Département d'Oncologie Médicale, Gustave Roussy, Université Paris Saclay, Villejuif, France.
Division of Clinical Studies, Institute of Cancer Research & Sarcoma Unit of the Royal Marsden NHS Foundation Trust, London, United Kingdom.
Front Immunol. 2021 Aug 20;12:715727. doi: 10.3389/fimmu.2021.715727. eCollection 2021.
Gastrointestinal stromal tumors (GISTs) are a subtype of soft tissue sarcoma (STS), and have become a concept of oncogenic addiction and targeted therapies.The large majority of these tumors develop after a mutation in or platelet derived growth factor receptor α (), resulting in uncontrolled proliferation. GISTs are highly sensitive to imatinib. GISTs are immune infiltrated tumors with a predominance of tumor-associated macrophages (TAMs) and T-cells, including many CD8+ T-cells, whose numbers are prognostic. The genomic expression profile is that of an inhibited Th1 response and the presence of tertiary lymphoid structures and B cell signatures, which are known as predictive to response to ICI. However, the microtumoral environment has immunosuppressive attributes, with immunosuppressive M2 macrophages, overexpression of indoleamine 2,3-dioxygenase (IDO) or PD-L1, and loss of major histocompatibility complex type 1. In addition to inhibiting the oncogene, imatinib appears to act by promoting cytotoxic T-cell activity, interacting with natural killer cells, and inhibiting the expression of PD-L1. Paradoxically, imatinib also appears to induce M2 polarization of macrophages. There have been few immunotherapy trials with anti-CTLA-4 or anti-PD-L1drugs and available clinical data are not very promising. Based on this comprehensive analysis of TME, we believe three immunotherapeutic strategies must be underlined in GIST. First, patients included in clinical trials must be better selected, based on the identified driver mutation (such as D842V mutation), the presence of tertiary lymphoid structures (TLS) or PD-L1 expression. Moreover, innovative immunotherapeutic agents also provide great interest in GIST, and there is a strong rationale for exploring IDO targeting after disease progression during imatinib therapy. Finally and most importantly, there is a strong rationale to combine of inhibition with immune checkpoint inhibitors.
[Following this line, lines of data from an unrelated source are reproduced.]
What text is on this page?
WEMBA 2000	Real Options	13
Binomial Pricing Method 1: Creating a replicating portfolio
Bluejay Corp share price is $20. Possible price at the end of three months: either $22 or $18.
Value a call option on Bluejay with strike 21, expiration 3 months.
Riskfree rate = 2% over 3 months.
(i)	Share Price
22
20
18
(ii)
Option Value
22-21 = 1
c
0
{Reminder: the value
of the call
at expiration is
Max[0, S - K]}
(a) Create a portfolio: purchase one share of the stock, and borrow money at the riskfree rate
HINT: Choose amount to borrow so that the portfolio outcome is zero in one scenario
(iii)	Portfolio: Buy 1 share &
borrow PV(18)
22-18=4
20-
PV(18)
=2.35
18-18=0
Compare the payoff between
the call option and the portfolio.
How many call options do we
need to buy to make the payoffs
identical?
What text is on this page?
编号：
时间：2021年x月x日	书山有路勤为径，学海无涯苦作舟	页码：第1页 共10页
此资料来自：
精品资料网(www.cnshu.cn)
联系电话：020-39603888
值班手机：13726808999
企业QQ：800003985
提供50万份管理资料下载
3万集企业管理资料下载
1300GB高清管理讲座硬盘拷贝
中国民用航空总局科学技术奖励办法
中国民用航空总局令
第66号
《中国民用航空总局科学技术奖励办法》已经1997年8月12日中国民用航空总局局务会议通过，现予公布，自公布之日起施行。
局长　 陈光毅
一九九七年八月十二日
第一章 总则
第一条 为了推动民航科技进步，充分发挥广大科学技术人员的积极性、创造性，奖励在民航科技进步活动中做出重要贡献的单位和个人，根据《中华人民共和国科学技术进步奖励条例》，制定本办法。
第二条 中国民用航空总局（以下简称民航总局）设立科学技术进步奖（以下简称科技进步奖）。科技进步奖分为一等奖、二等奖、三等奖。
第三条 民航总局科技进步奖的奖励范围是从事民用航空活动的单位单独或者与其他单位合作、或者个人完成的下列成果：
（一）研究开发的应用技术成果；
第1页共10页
胃肠道间质瘤(GIST)是一种软组织肉瘤(STS)的亚型,已经成为致癌基因成瘾和靶向治疗的概念。这些肿瘤大多数是由于 或血小板衍生生长因子受体α()突变引起的,导致不受控制的增殖。GIST 对伊马替尼高度敏感。GIST 是免疫浸润性肿瘤,以肿瘤相关巨噬细胞(TAMs)和 T 细胞为主,包括许多 CD8+T 细胞,其数量具有预后意义。基因组表达谱为抑制性 Th1 反应,存在三级淋巴结构和 B 细胞特征,这些特征被认为对 ICI 反应有预测性。然而,微肿瘤环境具有免疫抑制特性,存在免疫抑制性 M2 巨噬细胞、吲哚胺 2,3-双加氧酶(IDO)或 PD-L1 的过表达,以及主要组织相容性复合体 1 的缺失。除了抑制 致癌基因外,伊马替尼似乎还通过促进细胞毒性 T 细胞活性、与自然杀伤细胞相互作用以及抑制 PD-L1 的表达来发挥作用。矛盾的是,伊马替尼似乎也会诱导巨噬细胞的 M2 极化。抗 CTLA-4 或抗 PD-L1 药物的免疫治疗试验很少,现有的临床数据并不十分乐观。基于对 TME 的全面分析,我们认为在 GIST 中必须强调三种免疫治疗策略。首先,必须根据已确定的驱动突变(如 D842V 突变)、三级淋巴结构(TLS)或 PD-L1 表达,更好地选择纳入临床试验的患者。此外,创新的免疫治疗药物也为 GIST 提供了极大的兴趣,在伊马替尼治疗期间疾病进展后探索 IDO 靶向具有很强的理论依据。最后,也是最重要的,有充分的理由将 抑制与免疫检查点抑制剂联合使用。